Épisode 6

de l’individualisation des responsabilités à l’Union sacrée :

un renversement des hiérarchies…

 

 

Depuis le début de son quinquennat comme dans le quinquennat précédent en qualité de Ministre de l’Économie, Emmanuel Macron n’a eu de cesse de remettre en question les solidarités (sociales, territoriales, …) en renvoyant chacun à sa propre et unique responsabilité, dans ses réussites mais surtout ses échecs, faisant fi des déterminismes, sociaux, territoriaux…

Comment oublier :

« je traverse la rue, je vous en trouve ? »

 

ou encore au sujet des salariés de GM’S « Il y en a, au lieu de foutre le bordel, il ferait mieux de regarder s’ils ne peuvent pas avoir des postes là-bas » : c’était à Egletons, jour où les élus creusois venus soutenir les salariés GMS se sont faits « gazer » par les forces de l’ordre dans le cadre de la visite présidentielle.

 

Mais encore lors de l’inauguration du plus grand incubateur de start-up au monde, dans la hall Freyssinet à Paris (une ancienne gare) : « Une gare, c’est un lieu où on croise les gens qui réussissent et les gens qui ne sont rien … »

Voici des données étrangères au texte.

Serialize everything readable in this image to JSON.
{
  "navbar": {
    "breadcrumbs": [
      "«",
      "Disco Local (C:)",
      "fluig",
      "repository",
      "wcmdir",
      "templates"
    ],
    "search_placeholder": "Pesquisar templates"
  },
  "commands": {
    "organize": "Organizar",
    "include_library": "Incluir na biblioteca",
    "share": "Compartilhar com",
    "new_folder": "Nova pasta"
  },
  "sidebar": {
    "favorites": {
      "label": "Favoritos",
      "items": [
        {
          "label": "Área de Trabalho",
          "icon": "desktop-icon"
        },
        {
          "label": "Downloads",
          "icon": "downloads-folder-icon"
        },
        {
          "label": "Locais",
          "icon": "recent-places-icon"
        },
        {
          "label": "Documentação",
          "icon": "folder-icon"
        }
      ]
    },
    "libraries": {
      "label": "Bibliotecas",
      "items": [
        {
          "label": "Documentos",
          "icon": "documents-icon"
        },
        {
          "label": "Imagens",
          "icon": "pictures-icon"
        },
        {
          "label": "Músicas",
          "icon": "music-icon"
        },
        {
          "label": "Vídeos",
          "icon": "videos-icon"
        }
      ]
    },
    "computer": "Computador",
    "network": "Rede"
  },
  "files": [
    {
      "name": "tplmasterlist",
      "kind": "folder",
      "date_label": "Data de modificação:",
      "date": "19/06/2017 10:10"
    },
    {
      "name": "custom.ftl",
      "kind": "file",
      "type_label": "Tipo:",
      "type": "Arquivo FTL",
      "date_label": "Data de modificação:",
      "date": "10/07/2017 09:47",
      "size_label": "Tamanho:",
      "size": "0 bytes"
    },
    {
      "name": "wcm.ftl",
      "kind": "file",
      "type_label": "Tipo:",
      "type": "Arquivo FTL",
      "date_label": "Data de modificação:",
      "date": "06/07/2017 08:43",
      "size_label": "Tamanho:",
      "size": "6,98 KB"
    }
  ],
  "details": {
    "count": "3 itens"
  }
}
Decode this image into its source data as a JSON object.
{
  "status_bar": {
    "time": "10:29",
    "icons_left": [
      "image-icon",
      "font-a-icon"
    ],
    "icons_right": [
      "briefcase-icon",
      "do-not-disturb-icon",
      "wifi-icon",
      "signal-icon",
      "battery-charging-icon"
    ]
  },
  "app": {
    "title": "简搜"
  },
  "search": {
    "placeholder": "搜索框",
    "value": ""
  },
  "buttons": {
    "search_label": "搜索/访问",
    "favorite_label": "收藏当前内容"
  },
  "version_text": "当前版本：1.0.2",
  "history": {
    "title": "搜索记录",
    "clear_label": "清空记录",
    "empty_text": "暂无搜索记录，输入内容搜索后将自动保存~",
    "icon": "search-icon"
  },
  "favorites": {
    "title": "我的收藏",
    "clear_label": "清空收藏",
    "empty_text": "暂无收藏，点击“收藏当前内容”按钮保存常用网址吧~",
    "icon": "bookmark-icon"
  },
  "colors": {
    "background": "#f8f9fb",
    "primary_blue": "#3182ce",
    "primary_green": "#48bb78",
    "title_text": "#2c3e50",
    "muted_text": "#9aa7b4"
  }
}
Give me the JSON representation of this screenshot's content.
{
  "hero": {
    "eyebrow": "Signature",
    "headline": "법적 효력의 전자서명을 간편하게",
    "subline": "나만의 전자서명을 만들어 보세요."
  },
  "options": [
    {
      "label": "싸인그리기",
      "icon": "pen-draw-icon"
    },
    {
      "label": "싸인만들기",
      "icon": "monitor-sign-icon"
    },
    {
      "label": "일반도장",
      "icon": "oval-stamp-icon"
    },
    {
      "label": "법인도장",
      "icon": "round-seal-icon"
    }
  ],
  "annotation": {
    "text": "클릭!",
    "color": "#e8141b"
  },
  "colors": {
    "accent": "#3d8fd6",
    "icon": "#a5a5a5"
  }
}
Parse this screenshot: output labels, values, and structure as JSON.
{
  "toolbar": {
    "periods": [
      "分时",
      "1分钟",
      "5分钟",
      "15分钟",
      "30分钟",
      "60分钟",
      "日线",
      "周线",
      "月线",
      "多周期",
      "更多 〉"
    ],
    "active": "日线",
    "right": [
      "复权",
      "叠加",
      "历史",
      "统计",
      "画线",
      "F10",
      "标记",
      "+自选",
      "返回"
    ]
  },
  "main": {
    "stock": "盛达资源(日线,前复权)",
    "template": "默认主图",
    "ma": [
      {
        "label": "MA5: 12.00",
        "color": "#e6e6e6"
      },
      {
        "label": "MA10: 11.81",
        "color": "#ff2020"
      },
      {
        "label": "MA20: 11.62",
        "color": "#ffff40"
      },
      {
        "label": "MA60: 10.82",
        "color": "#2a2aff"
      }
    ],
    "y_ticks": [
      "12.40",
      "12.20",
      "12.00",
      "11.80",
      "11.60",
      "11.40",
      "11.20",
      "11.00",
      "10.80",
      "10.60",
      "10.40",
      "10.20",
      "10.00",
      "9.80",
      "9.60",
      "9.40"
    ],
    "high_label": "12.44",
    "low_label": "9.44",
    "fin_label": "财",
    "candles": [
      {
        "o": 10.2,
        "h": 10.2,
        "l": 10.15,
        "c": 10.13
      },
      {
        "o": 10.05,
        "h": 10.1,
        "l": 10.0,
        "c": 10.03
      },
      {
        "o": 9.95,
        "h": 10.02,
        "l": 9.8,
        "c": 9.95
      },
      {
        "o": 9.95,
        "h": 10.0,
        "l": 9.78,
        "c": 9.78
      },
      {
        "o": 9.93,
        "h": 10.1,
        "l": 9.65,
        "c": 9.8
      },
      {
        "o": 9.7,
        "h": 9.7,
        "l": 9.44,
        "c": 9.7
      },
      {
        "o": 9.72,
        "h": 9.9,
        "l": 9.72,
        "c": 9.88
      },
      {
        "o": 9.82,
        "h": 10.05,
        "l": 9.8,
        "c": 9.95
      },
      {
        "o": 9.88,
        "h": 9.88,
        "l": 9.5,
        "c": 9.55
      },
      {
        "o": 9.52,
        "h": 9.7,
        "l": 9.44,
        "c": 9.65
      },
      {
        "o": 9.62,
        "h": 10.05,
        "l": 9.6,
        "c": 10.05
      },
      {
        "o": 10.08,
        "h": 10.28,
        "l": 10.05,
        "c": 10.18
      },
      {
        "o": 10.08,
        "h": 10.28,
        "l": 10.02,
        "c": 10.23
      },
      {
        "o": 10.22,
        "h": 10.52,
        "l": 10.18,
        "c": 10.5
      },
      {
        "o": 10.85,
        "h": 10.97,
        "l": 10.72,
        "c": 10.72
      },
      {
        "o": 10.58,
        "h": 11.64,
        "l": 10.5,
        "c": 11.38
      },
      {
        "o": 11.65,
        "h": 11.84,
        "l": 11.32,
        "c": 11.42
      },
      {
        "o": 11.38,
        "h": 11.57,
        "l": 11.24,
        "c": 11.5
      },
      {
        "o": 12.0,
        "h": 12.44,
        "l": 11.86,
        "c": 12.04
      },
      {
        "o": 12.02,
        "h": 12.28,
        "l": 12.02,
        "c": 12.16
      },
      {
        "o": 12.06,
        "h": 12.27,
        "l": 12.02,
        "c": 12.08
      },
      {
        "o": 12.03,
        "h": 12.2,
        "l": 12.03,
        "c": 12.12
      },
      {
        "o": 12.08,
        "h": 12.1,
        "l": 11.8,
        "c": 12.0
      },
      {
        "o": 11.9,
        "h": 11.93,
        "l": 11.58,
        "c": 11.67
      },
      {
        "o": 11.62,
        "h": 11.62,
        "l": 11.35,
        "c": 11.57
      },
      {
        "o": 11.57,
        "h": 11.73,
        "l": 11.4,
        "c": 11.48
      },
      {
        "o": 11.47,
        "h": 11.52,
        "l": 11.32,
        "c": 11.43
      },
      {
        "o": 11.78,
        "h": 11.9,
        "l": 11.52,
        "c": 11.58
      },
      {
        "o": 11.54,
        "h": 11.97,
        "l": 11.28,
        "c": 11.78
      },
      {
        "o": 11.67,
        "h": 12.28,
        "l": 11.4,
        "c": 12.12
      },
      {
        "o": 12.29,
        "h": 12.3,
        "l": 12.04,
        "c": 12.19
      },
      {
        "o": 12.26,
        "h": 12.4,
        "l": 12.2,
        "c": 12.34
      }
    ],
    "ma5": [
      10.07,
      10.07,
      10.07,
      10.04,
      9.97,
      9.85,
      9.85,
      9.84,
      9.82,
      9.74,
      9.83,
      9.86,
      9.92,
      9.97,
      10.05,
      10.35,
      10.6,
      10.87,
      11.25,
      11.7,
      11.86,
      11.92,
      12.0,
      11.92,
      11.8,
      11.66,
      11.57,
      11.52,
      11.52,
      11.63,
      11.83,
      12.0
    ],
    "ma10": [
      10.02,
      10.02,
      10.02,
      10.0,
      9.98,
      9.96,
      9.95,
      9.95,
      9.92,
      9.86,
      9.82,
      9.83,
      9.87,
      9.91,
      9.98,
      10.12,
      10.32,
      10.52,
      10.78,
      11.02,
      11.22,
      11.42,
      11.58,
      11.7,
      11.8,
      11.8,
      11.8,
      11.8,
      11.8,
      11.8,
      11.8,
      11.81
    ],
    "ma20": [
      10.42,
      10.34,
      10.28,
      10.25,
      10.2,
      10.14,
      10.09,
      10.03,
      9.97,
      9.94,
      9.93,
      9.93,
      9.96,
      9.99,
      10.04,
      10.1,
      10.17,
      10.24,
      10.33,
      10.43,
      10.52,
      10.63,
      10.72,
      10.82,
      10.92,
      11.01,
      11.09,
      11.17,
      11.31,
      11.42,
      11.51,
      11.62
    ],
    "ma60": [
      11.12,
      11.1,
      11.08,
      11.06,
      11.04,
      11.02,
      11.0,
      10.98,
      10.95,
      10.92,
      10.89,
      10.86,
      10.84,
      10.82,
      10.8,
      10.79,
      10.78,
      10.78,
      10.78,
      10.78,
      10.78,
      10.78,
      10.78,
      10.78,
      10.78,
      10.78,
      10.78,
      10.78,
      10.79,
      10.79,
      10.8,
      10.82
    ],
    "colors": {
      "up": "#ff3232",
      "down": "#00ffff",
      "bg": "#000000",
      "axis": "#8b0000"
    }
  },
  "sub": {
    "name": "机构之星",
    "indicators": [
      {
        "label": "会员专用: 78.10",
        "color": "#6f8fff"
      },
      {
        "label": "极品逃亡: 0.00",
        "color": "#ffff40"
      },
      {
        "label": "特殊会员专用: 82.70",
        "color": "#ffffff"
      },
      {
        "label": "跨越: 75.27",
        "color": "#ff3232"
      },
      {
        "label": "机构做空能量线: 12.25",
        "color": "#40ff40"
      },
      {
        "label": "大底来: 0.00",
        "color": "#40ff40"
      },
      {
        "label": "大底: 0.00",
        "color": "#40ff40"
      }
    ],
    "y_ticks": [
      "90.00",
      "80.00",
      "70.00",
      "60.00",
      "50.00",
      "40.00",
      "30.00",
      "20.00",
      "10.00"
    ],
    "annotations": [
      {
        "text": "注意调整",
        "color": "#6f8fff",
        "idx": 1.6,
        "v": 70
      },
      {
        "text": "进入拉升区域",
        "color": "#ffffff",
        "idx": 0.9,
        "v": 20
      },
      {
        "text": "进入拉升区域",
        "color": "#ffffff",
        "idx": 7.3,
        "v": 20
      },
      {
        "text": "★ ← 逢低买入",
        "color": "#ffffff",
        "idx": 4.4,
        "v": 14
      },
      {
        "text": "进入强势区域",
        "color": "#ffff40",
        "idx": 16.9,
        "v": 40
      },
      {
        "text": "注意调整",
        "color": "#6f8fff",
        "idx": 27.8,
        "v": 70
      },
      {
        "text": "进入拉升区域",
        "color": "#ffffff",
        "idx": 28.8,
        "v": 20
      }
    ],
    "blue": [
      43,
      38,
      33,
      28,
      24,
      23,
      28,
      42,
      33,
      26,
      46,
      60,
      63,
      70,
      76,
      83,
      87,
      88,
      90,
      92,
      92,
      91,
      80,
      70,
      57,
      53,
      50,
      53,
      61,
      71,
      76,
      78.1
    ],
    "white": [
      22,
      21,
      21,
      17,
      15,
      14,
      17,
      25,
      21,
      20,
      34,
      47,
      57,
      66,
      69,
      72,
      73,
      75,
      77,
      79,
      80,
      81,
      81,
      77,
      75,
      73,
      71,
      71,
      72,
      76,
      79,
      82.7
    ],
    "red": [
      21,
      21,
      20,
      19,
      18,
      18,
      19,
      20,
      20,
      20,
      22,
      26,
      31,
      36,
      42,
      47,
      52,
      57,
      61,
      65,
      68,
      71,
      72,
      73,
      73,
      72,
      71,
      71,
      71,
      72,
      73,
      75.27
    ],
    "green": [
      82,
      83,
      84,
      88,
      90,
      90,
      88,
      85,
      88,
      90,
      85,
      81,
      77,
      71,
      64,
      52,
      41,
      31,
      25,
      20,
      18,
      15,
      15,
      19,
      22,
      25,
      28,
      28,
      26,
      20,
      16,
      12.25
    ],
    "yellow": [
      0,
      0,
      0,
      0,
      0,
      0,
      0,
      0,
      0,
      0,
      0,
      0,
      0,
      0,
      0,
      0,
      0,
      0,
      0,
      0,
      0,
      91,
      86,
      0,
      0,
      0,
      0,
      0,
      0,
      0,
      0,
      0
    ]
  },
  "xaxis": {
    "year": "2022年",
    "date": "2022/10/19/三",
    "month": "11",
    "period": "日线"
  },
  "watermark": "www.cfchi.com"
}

Et pour les français qui ne partagent le sens de ses réformes : dans un discours au Danemark, il compare les danois – « un peuple luthérien »– et les français, « des Gaulois réfractaires au changement ».

Et puis cette phrase qui raisonne aujourd’hui de façon amère dans le contexte sanitaire puisqu’il fait référence à la politique de soins : « le pognon de dingue !!! »

 

Autant de petites phrases qu’il faut associer aux différentes réformes qui ont conduit aux différentes formes d’individualisation des responsabilités : individualisation des pensions (réforme des retraites), individualisation de la gestion des carrières (réforme fonction publique), individualisation des rémunérations (recours aux primes et indemnités), individualisation de sa situation vis à vis de l’emploi (réforme de l’allocation chômage), et, individualisation du parcours des élèves (parcoursup’, réforme du collège et réforme du lycée), individualisation de sa protection santé…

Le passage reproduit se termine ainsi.